The findings of this new study lend support to the official Australian Government Dietary Advice of “2+5” a day, which encourages people to eat two helpings of fruit and five of vegetables. But it still isn’t enough for some experts who, on the basis of this study, are advocating 10 serves as the optimum number because the protective effect increases with higher consumption.

The researchers found that seven helpings a day of fruit or vegetables could reduce a person’s overall risk of premature death by 42% when compared with people who ate just one whole portion. People who ate between five and seven portions a day had a 36% reduced risk of death, those who ate three to five portions had a 29% decreased risk and those who ate one to three helpings had a 14% reduced risk.

Those with the highest intakes were also 25% less likely to die from cancer and 31% less likely to die from heart disease.

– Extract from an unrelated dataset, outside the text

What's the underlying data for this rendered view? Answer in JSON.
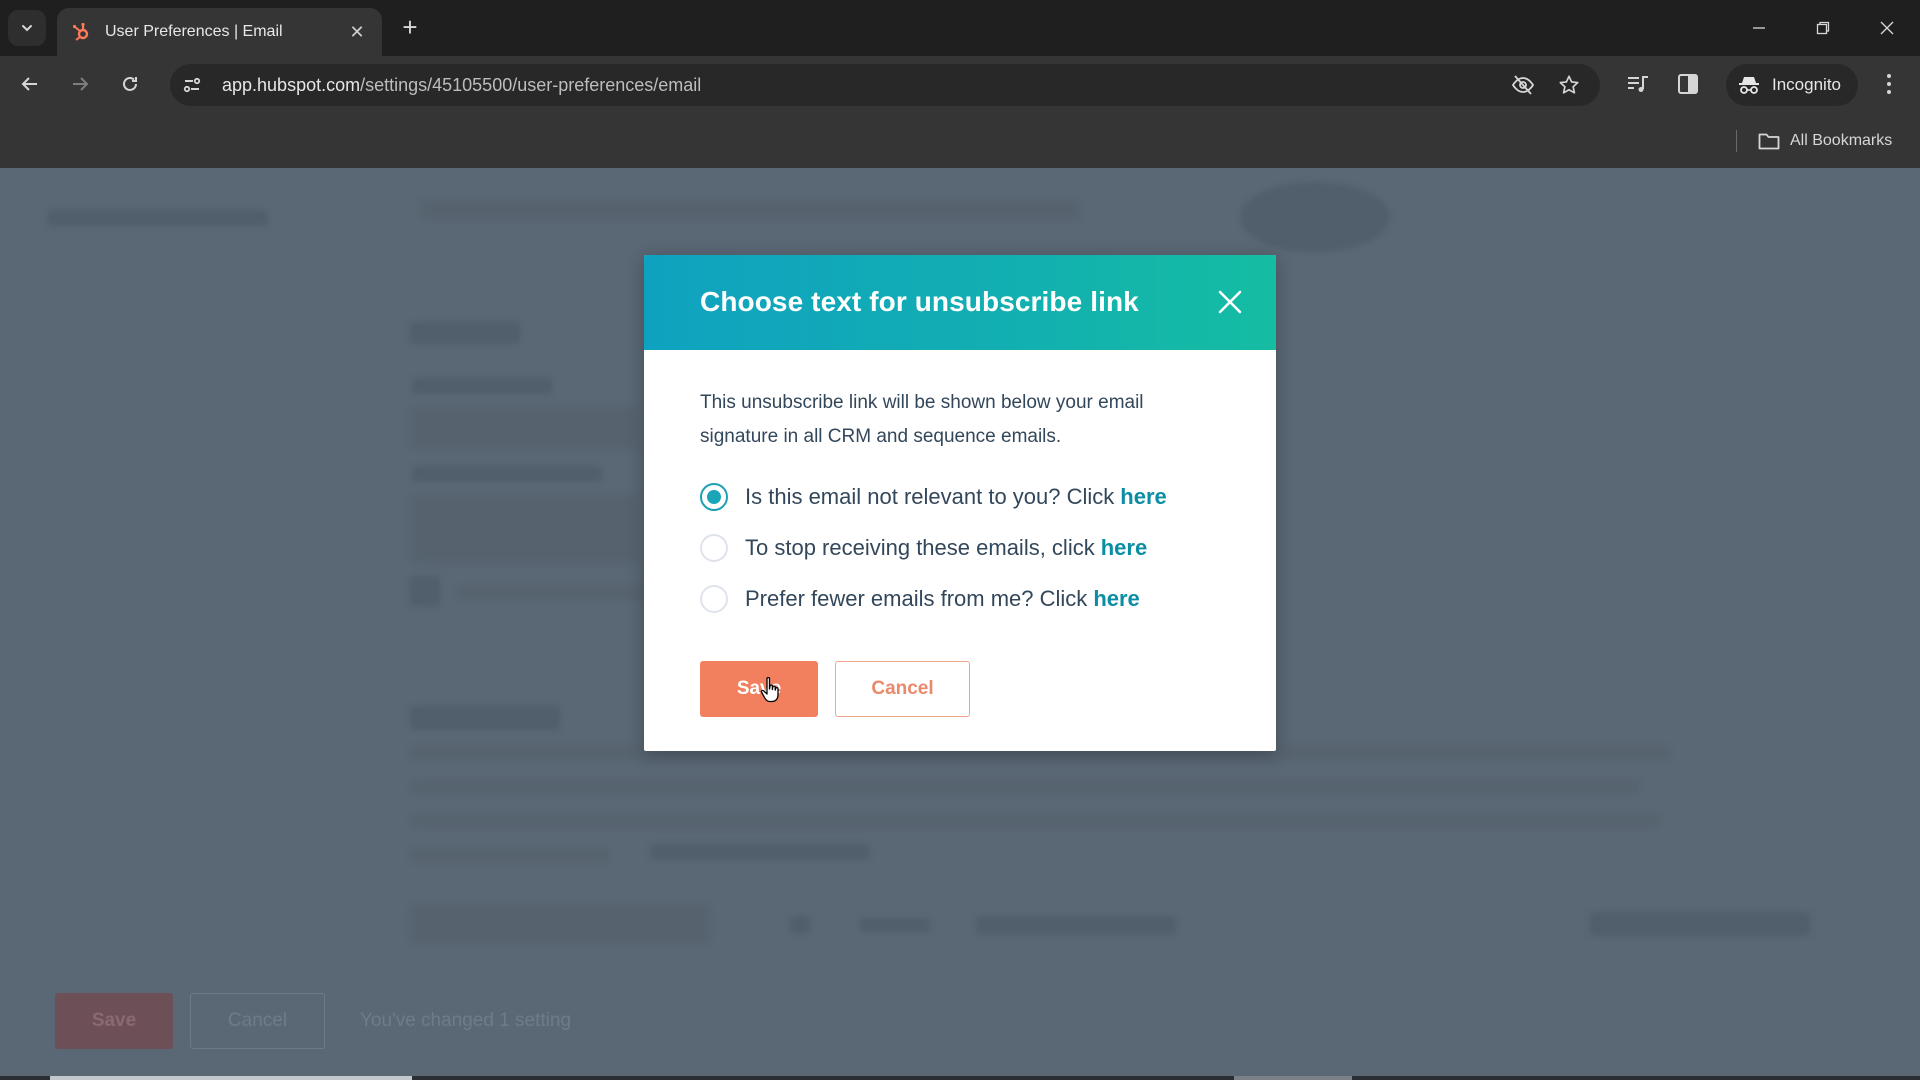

“The clear message here is that the more fruit and vegetables you eat, the less likely you are to die at any age. My advice would be however much you are eating now, eat more,” says the study’s lead author, Dr Oyinlola Oyebode of the UCL’s department of epidemiology and health.

The study also found that vegetables were far more beneficial than fruit. Each portion of vegetables lowered the risk of death by 16%, while each piece of fruit only lowered the chance of death by 4%.

Professor Simon Capewell of the department of public health at Liverpool University advocates 10 portions a day.

“Humans are designed to be omnivorous: a handful of nuts, seeds, fruit and the occasional antelope. We’re not meant to be eating junk food.”

The study is one of the largest of its kind, examining the eating habits of 65,000 people in England between 2001 and 2013.

The study was published in the Journal of Epidemiology and Community Health.